Steve Koltes, co-founder of Europe’s biggest private equity firm CVC Capital Partners, is stepping down this year as the company works on plans for a stock market listing.

Koltes, one of a handful of dealmakers that spun CVC out of Citibank in 1993, will leave in October “to focus on his private interests”, the firm said. He will remain on CVC’s board as a non-executive director.

“For everything I can do well, there are dozens in the firm who can do it better,” Koltes, 65, said in a statement. “After 34 glorious years with this very special place, that’s the best sign that my job is done.” 
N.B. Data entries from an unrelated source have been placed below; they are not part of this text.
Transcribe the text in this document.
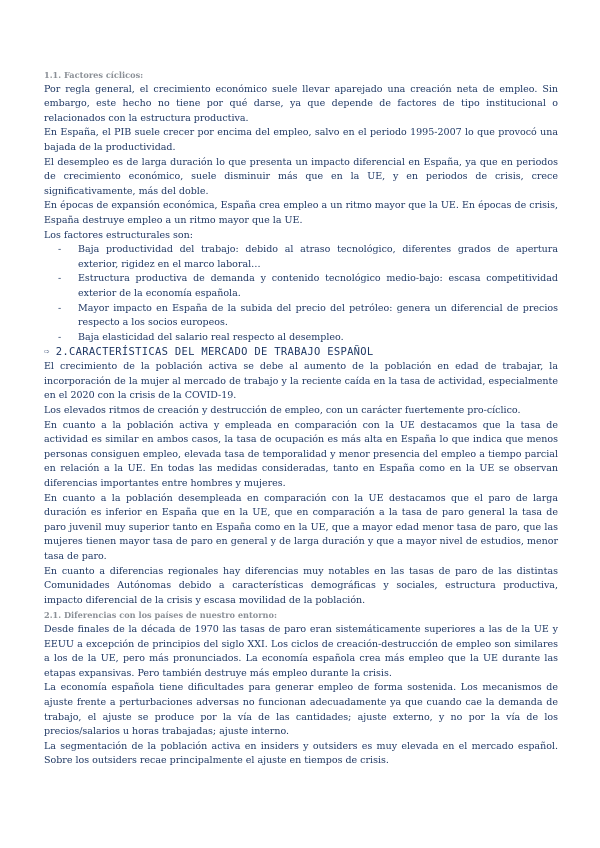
1.1. Factores cíclicos:

Por regla general, el crecimiento económico suele llevar aparejado una creación neta de empleo. Sin embargo, este hecho no tiene por qué darse, ya que depende de factores de tipo institucional o relacionados con la estructura productiva.

En España, el PIB suele crecer por encima del empleo, salvo en el periodo 1995-2007 lo que provocó una bajada de la productividad.

El desempleo es de larga duración lo que presenta un impacto diferencial en España, ya que en periodos de crecimiento económico, suele disminuir más que en la UE, y en periodos de crisis, crece significativamente, más del doble.

En épocas de expansión económica, España crea empleo a un ritmo mayor que la UE. En épocas de crisis, España destruye empleo a un ritmo mayor que la UE.

Los factores estructurales son:

- Baja productividad del trabajo: debido al atraso tecnológico, diferentes grados de apertura exterior, rigidez en el marco laboral…
- Estructura productiva de demanda y contenido tecnológico medio-bajo: escasa competitividad exterior de la economía española.
- Mayor impacto en España de la subida del precio del petróleo: genera un diferencial de precios respecto a los socios europeos.
- Baja elasticidad del salario real respecto al desempleo.

⇨ 2.CARACTERÍSTICAS DEL MERCADO DE TRABAJO ESPAÑOL

El crecimiento de la población activa se debe al aumento de la población en edad de trabajar, la incorporación de la mujer al mercado de trabajo y la reciente caída en la tasa de actividad, especialmente en el 2020 con la crisis de la COVID-19.

Los elevados ritmos de creación y destrucción de empleo, con un carácter fuertemente pro-cíclico.

En cuanto a la población activa y empleada en comparación con la UE destacamos que la tasa de actividad es similar en ambos casos, la tasa de ocupación es más alta en España lo que indica que menos personas consiguen empleo, elevada tasa de temporalidad y menor presencia del empleo a tiempo parcial en relación a la UE. En todas las medidas consideradas, tanto en España como en la UE se observan diferencias importantes entre hombres y mujeres.

En cuanto a la población desempleada en comparación con la UE destacamos que el paro de larga duración es inferior en España que en la UE, que en comparación a la tasa de paro general la tasa de paro juvenil muy superior tanto en España como en la UE, que a mayor edad menor tasa de paro, que las mujeres tienen mayor tasa de paro en general y de larga duración y que a mayor nivel de estudios, menor tasa de paro.

En cuanto a diferencias regionales hay diferencias muy notables en las tasas de paro de las distintas Comunidades Autónomas debido a características demográficas y sociales, estructura productiva, impacto diferencial de la crisis y escasa movilidad de la población.

2.1. Diferencias con los países de nuestro entorno:

Desde finales de la década de 1970 las tasas de paro eran sistemáticamente superiores a las de la UE y EEUU a excepción de principios del siglo XXI. Los ciclos de creación-destrucción de empleo son similares a los de la UE, pero más pronunciados. La economía española crea más empleo que la UE durante las etapas expansivas. Pero también destruye más empleo durante la crisis.

La economía española tiene dificultades para generar empleo de forma sostenida. Los mecanismos de ajuste frente a perturbaciones adversas no funcionan adecuadamente ya que cuando cae la demanda de trabajo, el ajuste se produce por la vía de las cantidades; ajuste externo, y no por la vía de los precios/salarios u horas trabajadas; ajuste interno.

La segmentación de la población activa en insiders y outsiders es muy elevada en el mercado español. Sobre los outsiders recae principalmente el ajuste en tiempos de crisis.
The departure is a sign of a generational shift at CVC, which is considering an initial public offering after decades in private hands.

Under the IPO plan, CVC would sell its management fee income to shareholders while keeping most or all of its more lucrative revenue stream, a 20 per cent profit share, in private hands.

Koltes is one of the firm’s three co-chairs, alongside Rolly van Rappard and Donald Mackenzie. Rob Lucas, who joined CVC in 1996, is the lead managing partner on its investment committee for deals in Europe and the Americas.

“Steve is my close friend and collaborator both inside CVC and on a personal level,” van Rappard said. “Over our 34 years of shared history, my colleagues and I always turned to him as a voice of conscience for the firm.”

Mackenzie said he and Koltes had been “good friends, business partners and fellow dealmakers from the very earliest days of CVC”. 

Koltes’ departure is the latest industry changing of the guard. The founders of US groups Carlyle, Apollo and TPG have in recent years handed on to a new generation of dealmakers, while Henry Kravis and George Roberts stepped down as co-chief executives of KKR in October.

CVC, a secretive Luxembourg-based group, has $122bn in assets under management, according to its website. It is best known for deals involving Formula One, the Six Nations rugby tournament, the communications company Teneo, and Unilever’s tea business.

Last year, it took steps to bring in outside capital, selling a stake to Blue Owl’s Dyal Capital unit, and to increase its asset base by acquiring asset manager Glendower Capital. Changes of this sort are often precursors to stock market listings of private equity groups.